In seeking support in Michigan, Obama speaks frequently about how the federal bailout of General Motors Co. and Chrysler Group led to GM's resurgence as the world's No. 1 automaker and 32,000 more auto-related jobs in the state since the companies emerged from their 2009 managed bankruptcies. Romney opposed the move, even writing a New York Times opinion piece in 2008 that carried the headline "Let Detroit Go Bankrupt."
"The investment paid off," Obama declared during a visit last October to a once-shuttered Michigan assembly plant that now makes Chevrolet Sonics.
With so many voters worried about the economy, it's clear the president still has a sales job to do in Michigan. Besides the 409,000 residents still out of work in February, the housing market remains weak.

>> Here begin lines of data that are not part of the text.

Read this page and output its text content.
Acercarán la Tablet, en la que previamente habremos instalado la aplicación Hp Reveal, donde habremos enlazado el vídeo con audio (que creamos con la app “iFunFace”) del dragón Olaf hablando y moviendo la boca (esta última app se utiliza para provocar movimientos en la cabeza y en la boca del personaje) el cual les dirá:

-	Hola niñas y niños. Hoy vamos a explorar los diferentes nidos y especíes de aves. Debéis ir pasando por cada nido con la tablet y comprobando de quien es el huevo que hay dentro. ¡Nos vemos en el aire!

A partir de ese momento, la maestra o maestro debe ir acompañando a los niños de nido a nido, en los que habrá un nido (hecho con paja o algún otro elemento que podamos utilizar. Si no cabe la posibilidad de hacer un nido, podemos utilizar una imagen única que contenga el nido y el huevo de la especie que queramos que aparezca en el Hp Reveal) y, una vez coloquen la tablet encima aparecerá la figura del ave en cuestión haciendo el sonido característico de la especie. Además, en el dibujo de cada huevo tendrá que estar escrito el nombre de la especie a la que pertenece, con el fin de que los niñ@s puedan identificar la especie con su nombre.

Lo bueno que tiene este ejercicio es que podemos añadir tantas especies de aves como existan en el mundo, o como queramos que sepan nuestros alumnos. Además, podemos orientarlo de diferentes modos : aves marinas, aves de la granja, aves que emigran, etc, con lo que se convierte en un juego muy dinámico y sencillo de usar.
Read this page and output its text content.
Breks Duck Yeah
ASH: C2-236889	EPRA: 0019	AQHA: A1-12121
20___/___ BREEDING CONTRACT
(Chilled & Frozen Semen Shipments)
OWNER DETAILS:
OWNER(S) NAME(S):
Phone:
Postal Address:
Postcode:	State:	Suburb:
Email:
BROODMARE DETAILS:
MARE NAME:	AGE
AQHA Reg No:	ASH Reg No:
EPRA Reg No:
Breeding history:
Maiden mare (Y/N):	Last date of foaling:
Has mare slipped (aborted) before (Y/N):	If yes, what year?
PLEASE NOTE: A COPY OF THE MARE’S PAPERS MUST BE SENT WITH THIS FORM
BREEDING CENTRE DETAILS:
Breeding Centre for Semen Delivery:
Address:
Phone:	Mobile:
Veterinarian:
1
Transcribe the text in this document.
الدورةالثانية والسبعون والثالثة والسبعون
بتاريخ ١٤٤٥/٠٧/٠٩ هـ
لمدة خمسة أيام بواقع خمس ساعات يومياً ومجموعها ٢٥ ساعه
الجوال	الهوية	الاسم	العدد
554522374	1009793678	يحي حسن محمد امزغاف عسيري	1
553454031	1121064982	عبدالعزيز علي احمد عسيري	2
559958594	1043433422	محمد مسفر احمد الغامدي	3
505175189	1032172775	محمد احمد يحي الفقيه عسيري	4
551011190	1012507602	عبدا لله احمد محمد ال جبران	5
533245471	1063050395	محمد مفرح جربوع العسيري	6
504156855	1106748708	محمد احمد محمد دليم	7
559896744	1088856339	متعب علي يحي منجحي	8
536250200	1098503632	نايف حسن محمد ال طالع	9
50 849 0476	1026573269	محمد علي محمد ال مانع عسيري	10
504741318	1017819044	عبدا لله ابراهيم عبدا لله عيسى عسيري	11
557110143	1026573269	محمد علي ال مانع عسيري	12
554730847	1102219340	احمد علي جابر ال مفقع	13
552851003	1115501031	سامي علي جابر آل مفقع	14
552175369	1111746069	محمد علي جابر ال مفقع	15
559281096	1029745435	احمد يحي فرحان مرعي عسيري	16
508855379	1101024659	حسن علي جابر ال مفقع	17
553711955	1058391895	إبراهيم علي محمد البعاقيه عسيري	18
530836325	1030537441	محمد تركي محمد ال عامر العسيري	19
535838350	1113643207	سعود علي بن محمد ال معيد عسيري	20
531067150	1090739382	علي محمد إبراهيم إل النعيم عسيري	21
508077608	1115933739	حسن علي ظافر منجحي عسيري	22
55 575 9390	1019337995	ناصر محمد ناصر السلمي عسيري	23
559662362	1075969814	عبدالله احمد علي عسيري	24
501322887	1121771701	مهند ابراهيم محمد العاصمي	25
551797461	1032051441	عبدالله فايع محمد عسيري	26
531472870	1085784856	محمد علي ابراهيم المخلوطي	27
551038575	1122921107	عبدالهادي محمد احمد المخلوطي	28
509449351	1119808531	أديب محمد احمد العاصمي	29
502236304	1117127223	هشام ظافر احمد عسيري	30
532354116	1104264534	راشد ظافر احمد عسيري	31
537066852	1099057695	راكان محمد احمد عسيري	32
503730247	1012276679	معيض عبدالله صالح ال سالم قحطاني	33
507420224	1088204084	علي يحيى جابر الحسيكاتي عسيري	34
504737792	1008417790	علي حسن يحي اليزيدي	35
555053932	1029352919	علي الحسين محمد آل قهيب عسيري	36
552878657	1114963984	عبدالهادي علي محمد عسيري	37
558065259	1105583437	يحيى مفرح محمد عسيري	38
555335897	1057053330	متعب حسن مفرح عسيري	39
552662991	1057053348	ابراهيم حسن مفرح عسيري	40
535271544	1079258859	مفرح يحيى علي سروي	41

The state budget is on solid ground for the first time in a decade under GOP Gov. Rick Snyder, but Michigan still has the nation's fifth-highest foreclosure rate, and nearly 1 in every 5 residents receives food stamps.
"Everywhere I go in this campaign, I meet Americans who are really suffering in the Obama economy," Romney said in Detroit just before the state's Feb. 28 Republican primary, which he narrowly won.
Romney's ties to the state — he grew up in Michigan and his father, George, served as the head of American Motors Corp. and then as governor — may help his effort to win its 16 electoral votes. Recent history is against him, though. Michigan has gone Democratic in every presidential election since Bill Clinton won in 1992.
Yet Democrats don't take Michigan for granted. George W. Bush campaigned frequently in the state in both of his campaigns and lost to Democrat John Kerry by less than 4 percentage points in 2004. Republican John McCain essentially abandoned his Michigan campaign in 2008 to concentrate on other states, allowing Obama to win by nearly 17 percentage points.
State Attorney General Bill Schuette, Romney's Michigan campaign chairman, said he expects a focus on lower taxes, less regulation and increased prosperity to make Romney a winner. The president's repeated trips to Michigan to shore up support just point to "the fragility of Barack Obama's economic message," Schuette said.
Rep. Sander Levin, D-Mich., said Romney's opposition to the auto bailout will drive away voters who see the industry's revitalization spurring the state's economic rebound.
"There's still a ways to go," Levin said, "but we've come quite a ways."